Farhad Manjoo”Life: America the Beautiful: A Photographic Journey, Coast to Coast and Beyond” by the editors of Life (Life Books)
At first glance, “Life: America the Beautiful” looks like the most pedestrian of coffee table books pretty pictures of places across the United States, accompanied by blurbs of text and a removable bonus black and white photo of mountains and sky by Ansel Adams, suitable for placement over easy chair or dorm bed. But look more closely and you’ll see an amusing quirkiness to the editors’ selection of our country’s 100 most spectacular sites.
The occasional odd choice and the lack of clear criteria for inclusion in this handsome tome, apparently a deliberate hodgepodge on the part of the editors, who say they were going for a “variety” of sites, each “the best of its breed” imbue this book with a whiff of the unexpected, a pinch of the peculiar. Such curiosities also serve as something of an antidote to the shamefully unimaginative, disappointingly predictable pick for the No. Just turn the page and lose yourself in crisp color photography of magnificent mountains, lovely lighthouses, adorable wildlife and buildings captured at sunset (by Joel Meyerowitz and Michael Medford, among others) and pretend you’re on the ultimate replica louis vuitton road replica louis vuitton bags trip. Are we there yet?

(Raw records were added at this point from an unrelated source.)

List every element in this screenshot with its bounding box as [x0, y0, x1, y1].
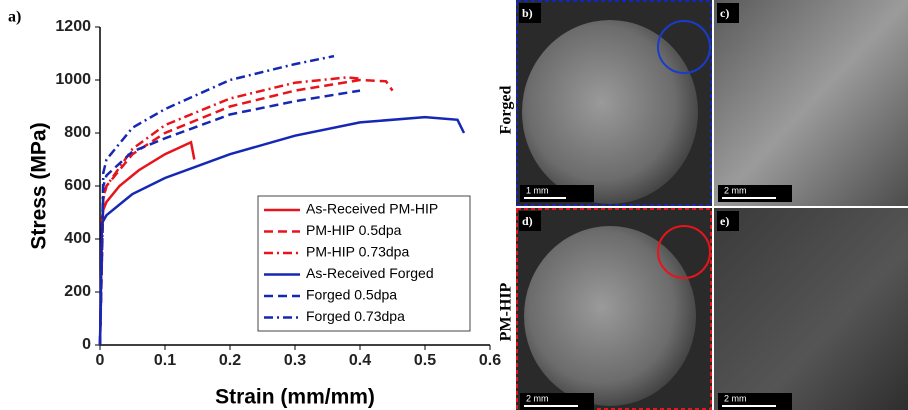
sem-image: [714, 0, 908, 206]
data-line: [98, 76, 361, 346]
x-tick-label: 0: [96, 352, 105, 369]
row-label: PM-HIP: [498, 282, 515, 341]
x-tick-label: 0.4: [349, 352, 371, 369]
panel-label-bg: [717, 3, 739, 23]
legend-label: As-Received Forged: [306, 265, 434, 281]
y-tick-label: 1200: [55, 18, 91, 35]
data-line: [98, 54, 335, 346]
y-tick-label: 600: [64, 177, 91, 194]
sem-image: [714, 208, 908, 410]
y-tick-label: 400: [64, 230, 91, 247]
legend-box: [257, 195, 471, 332]
legend-label: Forged 0.73dpa: [306, 308, 405, 324]
panel-label: d): [522, 214, 533, 228]
panel-label: c): [720, 6, 729, 20]
panel-label: a): [8, 9, 21, 26]
legend-label: As-Received PM-HIP: [306, 201, 438, 217]
scale-label: 1 mm: [526, 185, 549, 195]
scale-label: 2 mm: [526, 393, 549, 403]
legend-label: Forged 0.5dpa: [306, 287, 397, 303]
panel-border: [516, 208, 712, 410]
data-line: [98, 78, 394, 346]
sem-panels: [516, 0, 908, 410]
x-tick-label: 0.3: [284, 352, 306, 369]
legend-label: PM-HIP 0.73dpa: [306, 244, 409, 260]
row-label: Forged: [498, 85, 515, 134]
chart: a): [8, 9, 21, 26]
panel-label-bg: [519, 3, 541, 23]
panel-label-bg: [717, 211, 739, 231]
panel-label-bg: [519, 211, 541, 231]
y-axis-label: Stress (MPa): [28, 122, 51, 249]
x-tick-label: 0.2: [219, 352, 241, 369]
panel-label: b): [522, 6, 533, 20]
scale-label: 2 mm: [724, 185, 747, 195]
fracture-disk: [524, 226, 696, 406]
legend-label: PM-HIP 0.5dpa: [306, 222, 402, 238]
panel-label: e): [720, 214, 729, 228]
y-tick-label: 800: [64, 124, 91, 141]
x-axis-label: Strain (mm/mm): [215, 386, 375, 409]
scale-label: 2 mm: [724, 393, 747, 403]
x-tick-label: 0.1: [154, 352, 176, 369]
y-tick-label: 0: [82, 336, 91, 353]
panel-border: [516, 0, 712, 206]
y-tick-label: 1000: [55, 71, 91, 88]
x-tick-label: 0.6: [479, 352, 501, 369]
fracture-disk: [522, 20, 698, 204]
y-tick-label: 200: [64, 283, 91, 300]
highlight-circle: [657, 225, 711, 279]
x-tick-label: 0.5: [414, 352, 436, 369]
data-line: [98, 115, 466, 346]
highlight-circle: [657, 20, 711, 74]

“The Vice Photo Book” (Vice Books)
Vice magazine exploded on the cultural scene in the late ’90s like a loud fart at an overcrowded Belle and Sebastian concert. The bloody, porny, excessively politically incorrect, free magazine felt downright fresh after the frequently inert ’90s indie scene, even if it was contrived most of the time. Vice thrived on alternately romanticizing and ridiculing an imagined Pabst swilling, drug and sex addled middle (and much lower) class culture that its middle (and upper, way upper) class readers had no actual idea about. It functioned a little like nostalgia porn for its hipster readers, who felt a little ripped off by the gentrified Giuliani era. It also managed to attract some of the best emerging photographers Ryan McGinley, Terry Richardson, Richard Kern, Jerry Hsu whose work is displayed to riveting effect in “The Vice Photo Book.” This 13 year retrospective charts the magazine’s growth from little Montreal upstart to foulmouthed New York mainstay, and we watch Vice progress from the self consciously naughty (and still undeniably gripping) photos of friends bloodied from fights, artfully doing drugs or having sex to serious photojournalism (an outlawed women’s school in Taliban era Afghanistan stands out), adjusting its “anticensorship policy” along the way. “We had to institute a ‘no pussy, no penis’ policy because our advertisers were leaving us in droves,” writes one of Vice’s founders, Suroosh Alvi, in a foreword. In that way, this pure rush of juvenile adrenaline provides its own nostalgia porn for a Vice that’s grown up and out of its addictively naughty childhood.